If the SMMP concept is not modified in this manner, the ICI told the SEC, then the MSRB should be required to study its impact within one year of its adoption.
Under the SMMP proposal -- which the MSRB proposed in September 2000, then revised and filed with the SEC last month -- dealers would be deemed to automatically comply with the MSRB's fair practice rules when they trade with institutional investors that qualify as SMMPs in transactions where the dealer is serving as an order taker and is not recommending securities.
An SMMP would be defined as any entity with at least $100 million in municipal securities holdings that has timely access to all publicly available facts about a transaction and is capable of independently evaluating market risks and values and making investment decisions.
The Bond Market Association on Friday urged the SEC to support the proposal, claiming it is critical to the growth of online trading in the municipal market.
But Schwab, which has more than 7.8 million active retail securities accounts and more than $846 billion in customer assets, strongly opposed the concept in its comments to the commission. "As a retail-focused firm, Schwab's principal objection to the MSRB's proposal is that it fails to adequately acknowledge and protect the retail investor's right to fully participate in the growing electronic marketplace for fixed-income securities," the firm's letter said.
Schwab told the SEC it "fears that approval of the board's proposal ... will create two-tiered markets for fixed-income securities and exacerbate an existing market structure where retail investors cannot access the best prices" for municipal securities.
"Fostering the creation of 'professionals only' trading networks is contrary to any number of important public policy considerations," Schwab said.
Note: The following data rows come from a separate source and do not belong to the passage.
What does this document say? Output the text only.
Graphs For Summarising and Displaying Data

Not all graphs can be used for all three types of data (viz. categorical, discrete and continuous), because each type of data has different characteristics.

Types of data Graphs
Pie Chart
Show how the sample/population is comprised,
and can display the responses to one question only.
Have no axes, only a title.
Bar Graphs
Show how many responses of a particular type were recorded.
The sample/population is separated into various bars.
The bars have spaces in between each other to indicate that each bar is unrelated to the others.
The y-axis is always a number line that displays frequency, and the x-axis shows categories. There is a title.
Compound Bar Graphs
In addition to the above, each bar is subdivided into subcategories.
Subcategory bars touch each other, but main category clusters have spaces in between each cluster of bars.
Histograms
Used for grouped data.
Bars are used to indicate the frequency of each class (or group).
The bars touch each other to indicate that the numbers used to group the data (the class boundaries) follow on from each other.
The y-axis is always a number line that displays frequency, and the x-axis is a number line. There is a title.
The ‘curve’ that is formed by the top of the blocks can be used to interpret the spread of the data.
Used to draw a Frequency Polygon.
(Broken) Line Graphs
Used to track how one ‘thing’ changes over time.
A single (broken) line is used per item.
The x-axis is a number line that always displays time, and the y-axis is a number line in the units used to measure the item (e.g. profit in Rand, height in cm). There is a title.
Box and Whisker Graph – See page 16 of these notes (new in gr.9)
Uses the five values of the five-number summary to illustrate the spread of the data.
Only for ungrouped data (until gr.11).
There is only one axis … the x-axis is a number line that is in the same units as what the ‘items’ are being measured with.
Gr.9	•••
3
The SMMP concept runs counter to the SEC's proposed rules on alternative trading systems, which require online platforms that meet certain volume thresholds to provide fair and non-discriminatory access, the firm's letter said.
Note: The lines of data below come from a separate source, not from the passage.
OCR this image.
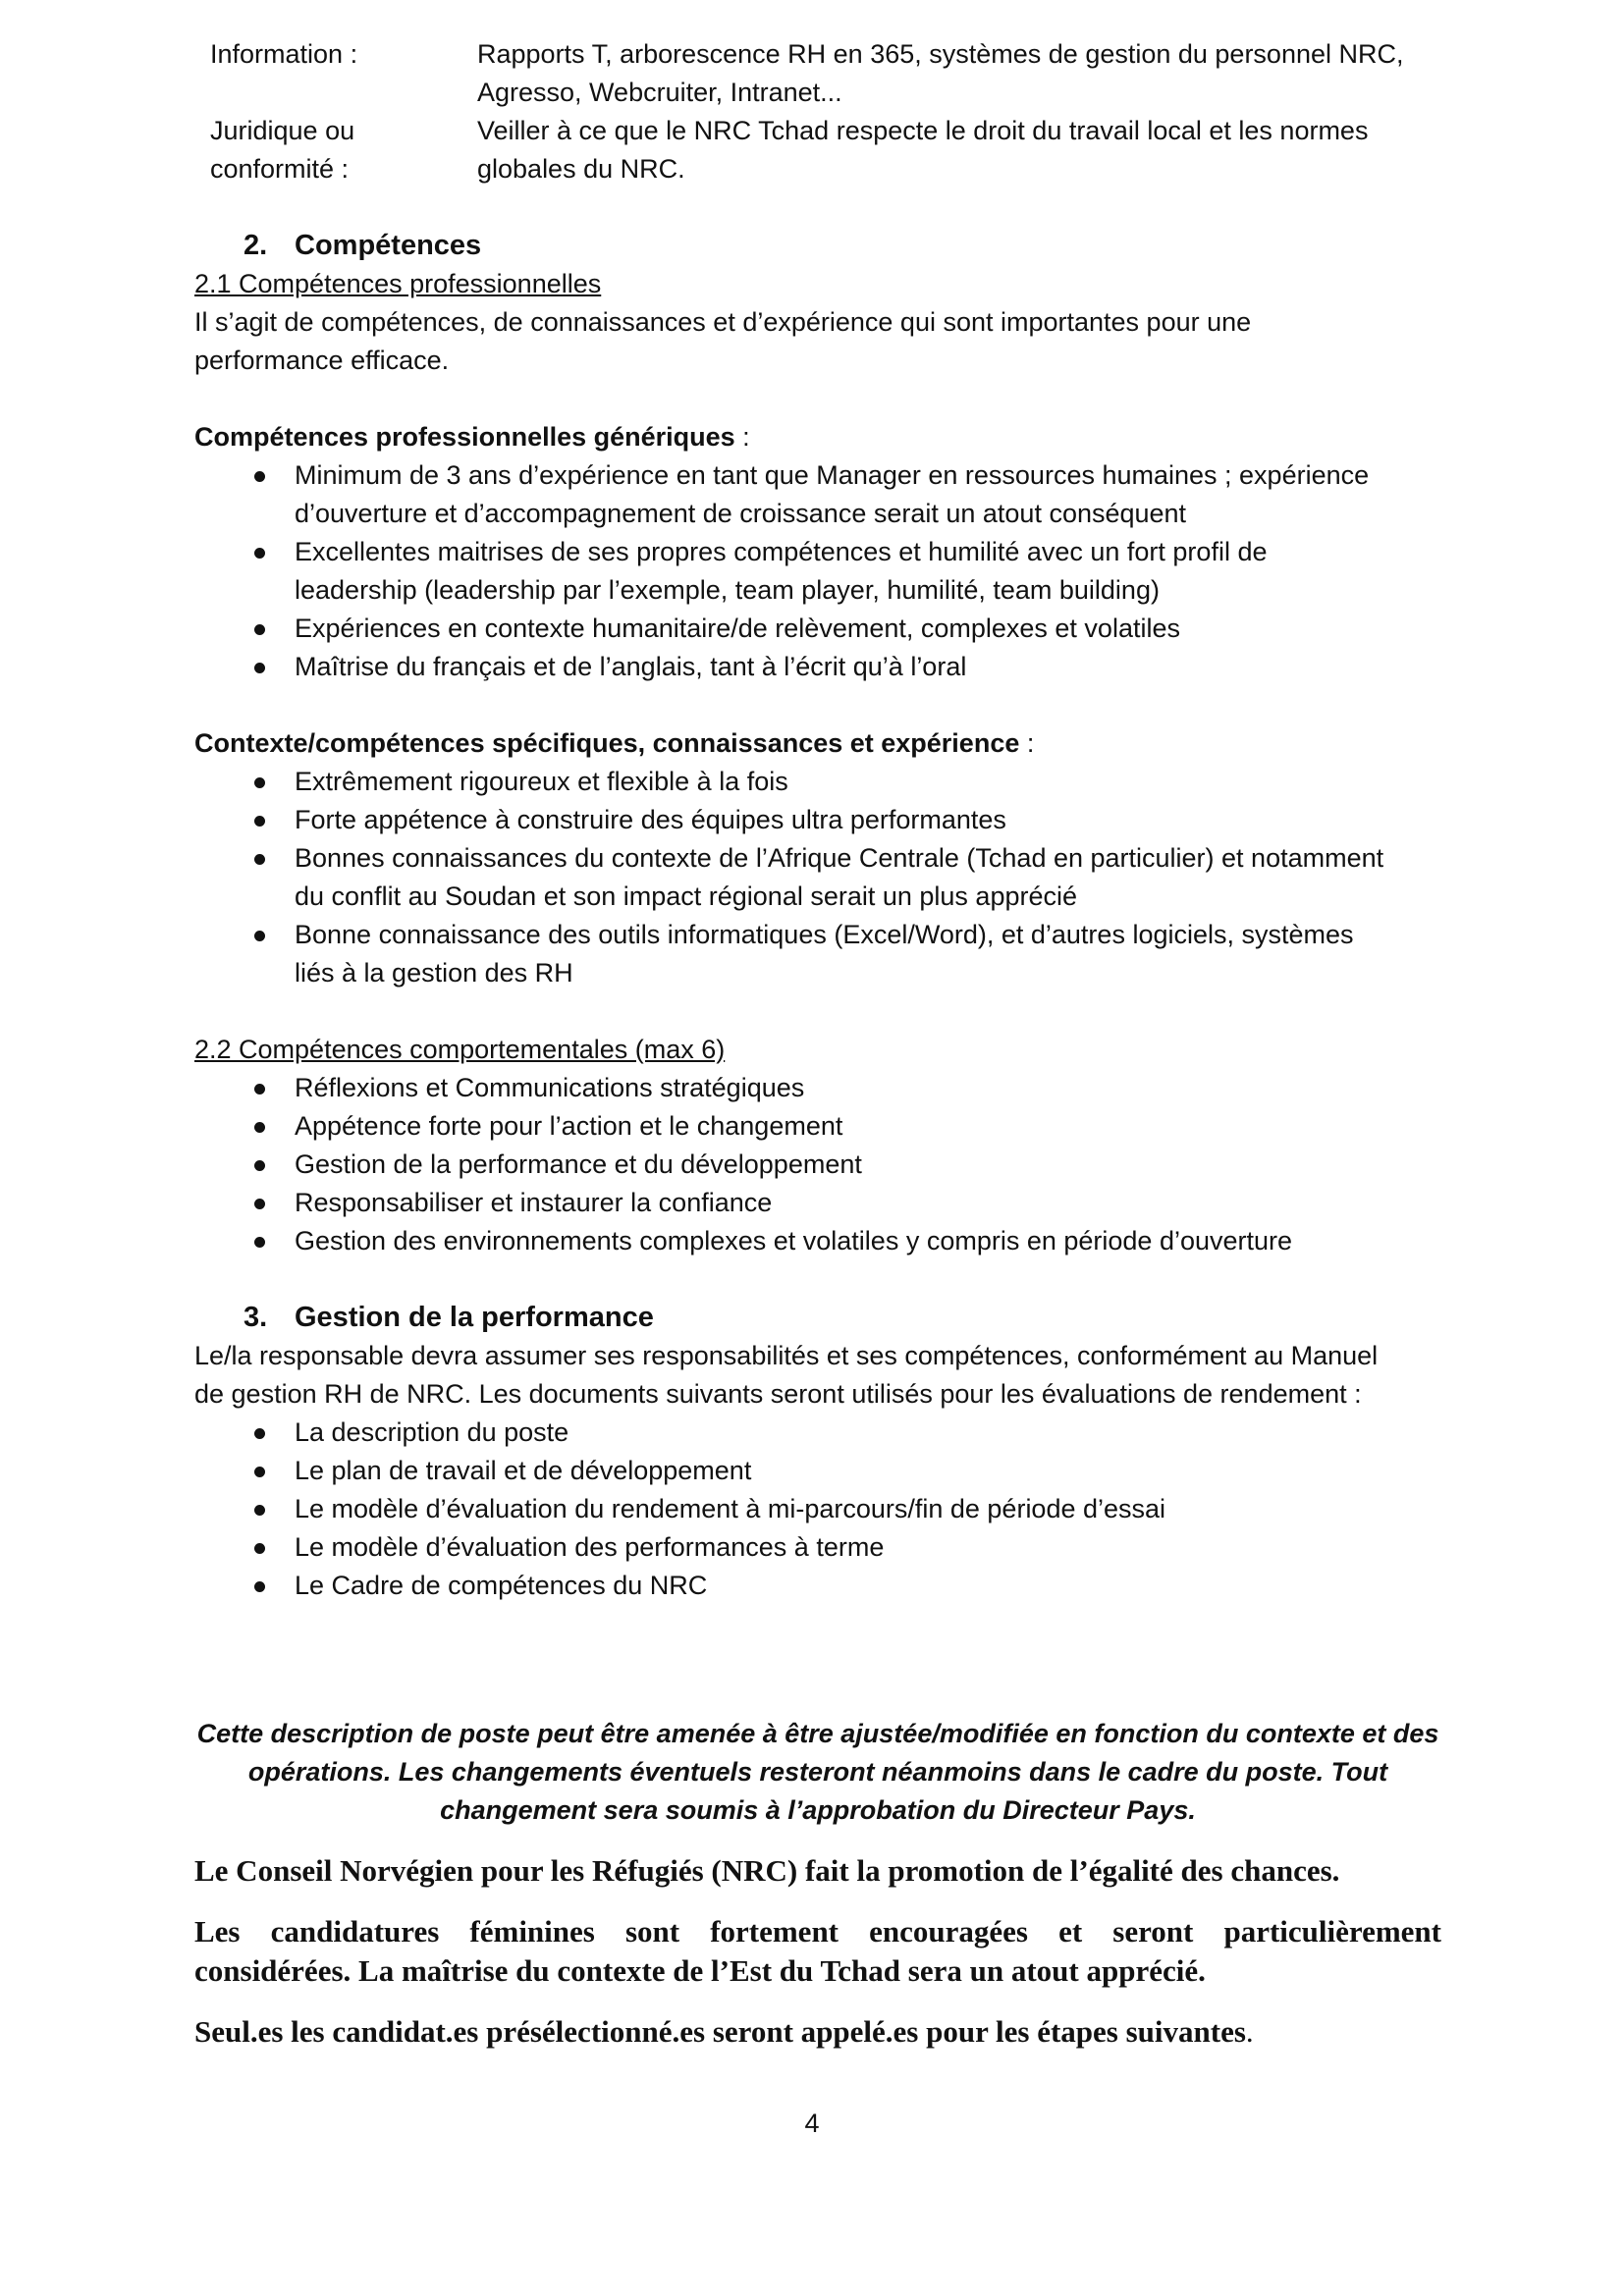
Information :	Rapports T, arborescence RH en 365, systèmes de gestion du personnel NRC,
Agresso, Webcruiter, Intranet...
Juridique ou
conformité :
Veiller à ce que le NRC Tchad respecte le droit du travail local et les normes
globales du NRC.
2. Compétences
2.1 Compétences professionnelles
Il s’agit de compétences, de connaissances et d’expérience qui sont importantes pour une
performance efficace.
Compétences professionnelles génériques :
Minimum de 3 ans d’expérience en tant que Manager en ressources humaines ; expérience
d’ouverture et d’accompagnement de croissance serait un atout conséquent
Excellentes maitrises de ses propres compétences et humilité avec un fort profil de
leadership (leadership par l’exemple, team player, humilité, team building)
Expériences en contexte humanitaire/de relèvement, complexes et volatiles
Maîtrise du français et de l’anglais, tant à l’écrit qu’à l’oral
Contexte/compétences spécifiques, connaissances et expérience :
Extrêmement rigoureux et flexible à la fois
Forte appétence à construire des équipes ultra performantes
Bonnes connaissances du contexte de l’Afrique Centrale (Tchad en particulier) et notamment
du conflit au Soudan et son impact régional serait un plus apprécié
Bonne connaissance des outils informatiques (Excel/Word), et d’autres logiciels, systèmes
liés à la gestion des RH
2.2 Compétences comportementales (max 6)
Réflexions et Communications stratégiques
Appétence forte pour l’action et le changement
Gestion de la performance et du développement
Responsabiliser et instaurer la confiance
Gestion des environnements complexes et volatiles y compris en période d’ouverture
3. Gestion de la performance
Le/la responsable devra assumer ses responsabilités et ses compétences, conformément au Manuel
de gestion RH de NRC. Les documents suivants seront utilisés pour les évaluations de rendement :
La description du poste
Le plan de travail et de développement
Le modèle d’évaluation du rendement à mi-parcours/fin de période d’essai
Le modèle d’évaluation des performances à terme
Le Cadre de compétences du NRC
Cette description de poste peut être amenée à être ajustée/modifiée en fonction du contexte et des
opérations. Les changements éventuels resteront néanmoins dans le cadre du poste. Tout
changement sera soumis à l’approbation du Directeur Pays.
Le Conseil Norvégien pour les Réfugiés (NRC) fait la promotion de l’égalité des chances.
Les candidatures féminines sont fortement encouragées et seront particulièrement
considérées. La maîtrise du contexte de l’Est du Tchad sera un atout apprécié.
Seul.es les candidat.es présélectionné.es seront appelé.es pour les étapes suivantes.
4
SMMPs also would be contrary to "congressional policy to foster a linked national market system for all securities to assure the economically efficient execution of transactions and promote disintermediation." While the municipal securities market is not yet part of the national market system, "a sounder policy would be to improve the existing market structure, rather than to worsen the current situation," the firm said.
The SMMP concept would force retail and small institutional investors "to pay more for municipal securities," Schwab warned. It likened the impact of the SMMP concept to the Nasdaq market, where the creation of private trading networks for dealers and large institutions led to a two-tiered market, with market professionals routinely trading at better prices than those available to retail investors.
The New York Stock Exchange does not segregate institutional order flow from retail order flow, Schwab noted.
When the retail brokerage firm previously raised its objections to the SMMP concept with the MSRB, the board responded that there was no evidence the proposal would create a "professionals-only" market.
But Schwab told the SEC yesterday, "We cannot see how the board's proposed changes would have any effect other than to foster the further growth of such systems."
The firm urged the commission to require online bond trading systems to make all of the disclosures required under the MSRB's Rule G-17 on fair dealing and to either exempt or apply to all investors the board's Rule G-18 on execution of transactions and G-13 on quotations.
Schwab also asked the SEC to allow firms to link to only one nationally recognized municipal securities information repository to comply with Rule G-17. The SEC recently issued an interpretation clarifying that the rule requires a dealer to disclose to customers at the time of trade all material facts about a security that are known to the dealer or that are reasonably accessible to the market through established industry sources, such as the NRMSIRs.
Schwab's request, however, comes as market participants have complained the NRMSIRs do not all have the same disclosure documents and that some have more than others. An informal SEC study of 30 bond issues found the NRMSIRs only had 57% to 75% of the disclosure documents the issuers were to have filed.
The ICI told the SEC that while reducing regulatory obligations may make sense for dealers taking orders online, this "is neither necessary nor appropriate" for dealers trading by telephone or in person, particularly since investors cannot rely on the NRMSIRs for secondary market disclosure information.